Sunday, September 4, 2022

There's a lizard on the louvers

4 September 2022

Tragedy resides in sentences; comedy in words. Comity of meaning unspools like old tape, tangled in the rewind. Always change the gerund to the verb's active form, unless you’re in a desert where nothing seems to change. Changing seems abrupt, when the desert blooms a billion ants with nothing to eat. Nothing is not gerund, though it might be. The ongoing of nothing as nothing. Thing as the mother of all repetitions. If you want the words to come closer, I’d say my back has a dark cave between hip and lower spine, that in that cave numbers run 5-8 on the pain scale, that there are no fire shadows upon its walls. No forms, no memories, just the present ache. The present tense precludes ambition, which is why I like it here now.
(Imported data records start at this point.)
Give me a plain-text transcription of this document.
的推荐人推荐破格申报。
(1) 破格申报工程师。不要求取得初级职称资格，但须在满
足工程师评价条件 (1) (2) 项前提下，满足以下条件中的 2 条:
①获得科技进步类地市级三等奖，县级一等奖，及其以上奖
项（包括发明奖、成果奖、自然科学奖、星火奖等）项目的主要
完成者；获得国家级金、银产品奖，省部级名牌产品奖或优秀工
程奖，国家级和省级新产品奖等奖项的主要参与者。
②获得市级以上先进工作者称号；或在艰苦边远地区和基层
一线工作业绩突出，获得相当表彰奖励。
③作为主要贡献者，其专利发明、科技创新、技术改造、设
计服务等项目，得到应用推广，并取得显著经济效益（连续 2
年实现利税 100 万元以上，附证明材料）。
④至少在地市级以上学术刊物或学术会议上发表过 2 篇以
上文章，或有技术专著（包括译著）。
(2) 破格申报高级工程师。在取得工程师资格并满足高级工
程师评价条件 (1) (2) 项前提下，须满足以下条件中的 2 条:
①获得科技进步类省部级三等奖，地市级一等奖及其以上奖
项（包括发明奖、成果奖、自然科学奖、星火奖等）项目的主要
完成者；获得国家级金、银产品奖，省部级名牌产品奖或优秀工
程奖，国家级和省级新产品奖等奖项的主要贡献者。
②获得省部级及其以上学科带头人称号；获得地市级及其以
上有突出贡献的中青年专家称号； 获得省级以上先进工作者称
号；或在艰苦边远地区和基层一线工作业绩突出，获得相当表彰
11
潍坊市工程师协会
The I doesn’t bother me so much as its use as a comparative object or subject. I and thou can't compare. That’s the beauty of pronouns; they are not the comparisons so many sentences foist upon them. I more than thou cannot work; more is a wrench. My father was given a monkey wrench when he retired. We remember others as faces, though his hands told as many stories. The bent finger, the finger nearly torn off when his brother turned the washboard on. They ached, he’d say. The past re-presented as stiffness in the joints. Now mine jibe with his, but he’s beyond compare. Our conversations have the one-sidedness of tape, rather than occurring, they recur, which is occurrence on repeat, like a used-up technology for sound. We’d walk the canal at a good pace, when he was my age. There’s no content for our speech now, just a soft container. I tell my student to distinguish modernism by its nostalgia. Eliot wished his washing machine worked, and Pound fought the radio’s static. Later poets took photos of the dead machines, which rust had rendered beautiful, like an old cigarette on a hinge. If nothing exists out of context, then what is this but a context expanded outside itself, where the use value of cigarette evaporates in the humid air, replaced by found sculpture. “Why do that?” the men asked, when I told them I take photos of tools. How to say that they are tools beyond tools, assuming the role of grace notes to other constructions. No longer a level, the ruler with a window inside it becomes aquarium, mirror, wading pool. In a world that’s all projection, subjection almost sounds appealing. Let me be subject to the tool as object, to the sentence as pronoun, to this life as a dancing fly.